Merck Inc., announced that the FDA has approved Merck’s supplemental New Drug Application (sNDA) for the use of Zerbaxa (ceftolozane and tazobactam) for the treatment of patients 18 years and older with hospital-acquired bacterial pneumonia and ventilator-associated bacterial pneumonia (HABP/VABP) caused by the following susceptible Gram-negative microorganisms: Enterobacter cloacae, Escherichia coli, Haemophilus influenzae, Klebsiella oxytoca, Klebsiella pneumoniae, Proteus mirabilis, Pseudomonas aeruginosa, and Serratia marcescens.

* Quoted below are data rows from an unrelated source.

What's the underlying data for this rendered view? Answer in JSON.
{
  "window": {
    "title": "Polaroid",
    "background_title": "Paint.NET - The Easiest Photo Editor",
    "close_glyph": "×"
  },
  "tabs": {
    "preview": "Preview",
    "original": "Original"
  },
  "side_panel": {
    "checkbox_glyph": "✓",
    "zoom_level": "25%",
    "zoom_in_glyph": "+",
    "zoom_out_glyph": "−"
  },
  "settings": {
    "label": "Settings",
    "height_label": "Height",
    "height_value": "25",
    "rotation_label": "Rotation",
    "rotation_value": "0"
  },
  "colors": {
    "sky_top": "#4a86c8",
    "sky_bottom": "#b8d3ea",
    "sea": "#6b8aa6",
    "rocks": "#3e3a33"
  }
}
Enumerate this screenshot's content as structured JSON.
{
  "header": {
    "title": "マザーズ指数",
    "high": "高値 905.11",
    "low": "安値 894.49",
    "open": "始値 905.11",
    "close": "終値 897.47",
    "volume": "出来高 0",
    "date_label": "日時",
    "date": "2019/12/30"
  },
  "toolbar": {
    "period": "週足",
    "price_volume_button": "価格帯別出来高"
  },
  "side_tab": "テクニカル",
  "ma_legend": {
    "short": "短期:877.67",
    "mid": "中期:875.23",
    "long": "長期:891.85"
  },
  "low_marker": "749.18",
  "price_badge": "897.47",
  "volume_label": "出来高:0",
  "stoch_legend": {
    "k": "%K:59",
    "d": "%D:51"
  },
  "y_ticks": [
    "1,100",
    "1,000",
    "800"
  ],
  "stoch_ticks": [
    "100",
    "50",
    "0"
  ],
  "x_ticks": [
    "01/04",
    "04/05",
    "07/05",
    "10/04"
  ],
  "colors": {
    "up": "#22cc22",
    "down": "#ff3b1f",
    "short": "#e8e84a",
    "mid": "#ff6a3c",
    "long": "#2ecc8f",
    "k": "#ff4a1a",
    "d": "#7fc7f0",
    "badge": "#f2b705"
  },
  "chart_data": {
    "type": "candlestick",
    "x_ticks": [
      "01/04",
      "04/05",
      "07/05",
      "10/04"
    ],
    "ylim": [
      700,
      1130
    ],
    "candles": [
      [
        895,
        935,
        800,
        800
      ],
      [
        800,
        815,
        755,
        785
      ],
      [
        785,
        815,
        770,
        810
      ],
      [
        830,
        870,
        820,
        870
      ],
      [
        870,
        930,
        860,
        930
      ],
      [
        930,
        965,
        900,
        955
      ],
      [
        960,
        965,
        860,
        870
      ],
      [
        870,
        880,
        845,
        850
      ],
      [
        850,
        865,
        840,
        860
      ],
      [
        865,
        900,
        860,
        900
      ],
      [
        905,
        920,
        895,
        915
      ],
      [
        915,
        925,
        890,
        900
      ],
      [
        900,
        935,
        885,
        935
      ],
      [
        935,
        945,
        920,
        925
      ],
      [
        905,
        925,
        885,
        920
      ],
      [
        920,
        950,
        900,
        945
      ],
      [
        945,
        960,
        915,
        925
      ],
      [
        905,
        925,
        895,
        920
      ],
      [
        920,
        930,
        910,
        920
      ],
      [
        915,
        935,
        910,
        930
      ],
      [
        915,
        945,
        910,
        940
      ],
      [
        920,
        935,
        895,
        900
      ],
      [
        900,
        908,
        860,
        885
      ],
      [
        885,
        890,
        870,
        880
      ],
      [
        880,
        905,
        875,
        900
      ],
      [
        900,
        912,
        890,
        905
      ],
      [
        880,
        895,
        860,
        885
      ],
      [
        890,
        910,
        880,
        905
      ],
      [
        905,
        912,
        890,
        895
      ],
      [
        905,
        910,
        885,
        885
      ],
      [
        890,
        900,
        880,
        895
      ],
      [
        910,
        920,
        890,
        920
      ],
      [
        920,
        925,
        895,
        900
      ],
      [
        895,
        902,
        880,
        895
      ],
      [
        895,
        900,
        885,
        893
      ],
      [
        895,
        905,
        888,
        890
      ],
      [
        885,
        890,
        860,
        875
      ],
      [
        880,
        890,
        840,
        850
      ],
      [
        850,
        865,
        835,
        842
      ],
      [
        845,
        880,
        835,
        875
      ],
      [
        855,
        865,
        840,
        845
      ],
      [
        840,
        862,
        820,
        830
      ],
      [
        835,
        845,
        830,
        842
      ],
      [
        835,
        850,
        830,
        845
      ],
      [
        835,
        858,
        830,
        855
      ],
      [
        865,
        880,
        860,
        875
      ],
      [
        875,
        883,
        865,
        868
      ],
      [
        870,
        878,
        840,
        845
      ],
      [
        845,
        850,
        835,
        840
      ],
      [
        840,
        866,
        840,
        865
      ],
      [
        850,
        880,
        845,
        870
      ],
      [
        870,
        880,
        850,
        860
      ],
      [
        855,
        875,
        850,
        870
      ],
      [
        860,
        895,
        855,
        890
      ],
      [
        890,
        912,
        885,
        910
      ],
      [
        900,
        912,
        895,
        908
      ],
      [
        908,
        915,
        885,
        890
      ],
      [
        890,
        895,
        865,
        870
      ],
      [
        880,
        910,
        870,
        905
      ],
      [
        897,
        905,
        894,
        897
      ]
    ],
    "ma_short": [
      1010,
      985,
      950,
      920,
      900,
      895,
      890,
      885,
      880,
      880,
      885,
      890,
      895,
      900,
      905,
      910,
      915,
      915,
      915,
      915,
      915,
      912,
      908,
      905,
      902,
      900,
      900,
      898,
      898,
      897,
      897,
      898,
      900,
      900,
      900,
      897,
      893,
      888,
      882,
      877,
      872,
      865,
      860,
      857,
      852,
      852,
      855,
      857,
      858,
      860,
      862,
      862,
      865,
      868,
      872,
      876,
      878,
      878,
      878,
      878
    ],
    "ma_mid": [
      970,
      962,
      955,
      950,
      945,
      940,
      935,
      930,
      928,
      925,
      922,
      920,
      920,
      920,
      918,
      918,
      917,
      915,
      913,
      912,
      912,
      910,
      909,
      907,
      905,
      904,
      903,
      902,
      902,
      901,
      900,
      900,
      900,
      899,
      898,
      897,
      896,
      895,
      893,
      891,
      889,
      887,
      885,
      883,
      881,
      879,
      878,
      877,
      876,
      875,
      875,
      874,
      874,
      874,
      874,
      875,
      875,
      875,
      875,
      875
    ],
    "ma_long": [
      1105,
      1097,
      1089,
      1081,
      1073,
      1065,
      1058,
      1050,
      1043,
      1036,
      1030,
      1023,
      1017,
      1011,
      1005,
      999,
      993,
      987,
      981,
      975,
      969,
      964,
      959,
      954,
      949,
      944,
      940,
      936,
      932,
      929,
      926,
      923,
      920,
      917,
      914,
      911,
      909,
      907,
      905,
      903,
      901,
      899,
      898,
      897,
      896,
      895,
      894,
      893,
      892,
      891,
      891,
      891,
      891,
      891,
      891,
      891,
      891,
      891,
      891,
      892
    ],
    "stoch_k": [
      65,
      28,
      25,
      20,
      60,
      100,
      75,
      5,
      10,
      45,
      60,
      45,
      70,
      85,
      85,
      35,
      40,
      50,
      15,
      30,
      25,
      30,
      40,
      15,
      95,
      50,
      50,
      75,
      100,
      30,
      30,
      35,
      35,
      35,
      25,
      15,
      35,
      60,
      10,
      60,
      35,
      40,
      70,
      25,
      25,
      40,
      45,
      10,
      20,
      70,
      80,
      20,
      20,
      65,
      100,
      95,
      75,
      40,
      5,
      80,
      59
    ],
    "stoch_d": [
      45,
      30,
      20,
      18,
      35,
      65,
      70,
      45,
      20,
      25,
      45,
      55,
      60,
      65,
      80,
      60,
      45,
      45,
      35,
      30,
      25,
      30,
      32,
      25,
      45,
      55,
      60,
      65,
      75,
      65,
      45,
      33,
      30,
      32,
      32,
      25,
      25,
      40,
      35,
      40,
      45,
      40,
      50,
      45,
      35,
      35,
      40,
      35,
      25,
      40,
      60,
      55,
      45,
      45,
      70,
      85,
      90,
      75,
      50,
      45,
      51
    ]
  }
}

The sNDA for Zerbaxa had previously been designated Priority Review status by the FDA. To reduce the development of drug-resistant bacteria and maintain the effectiveness of Zerbaxa and other antibacterial drugs, Zerbaxa should be used only to treat or prevent infections that are proven or strongly suspected to be caused by susceptible bacteria.

Comment: This expanded use is based on results of the pivotal Phase III ASPECT-NP trial that compared Zerbaxa 3g (ceftolozane 2g and tazobactam 1g) intravenously every 8 hours to meropenem (1g intravenously every 8 hours) for 8 to 14 days for the treatment of adult patients with HABP/VABP.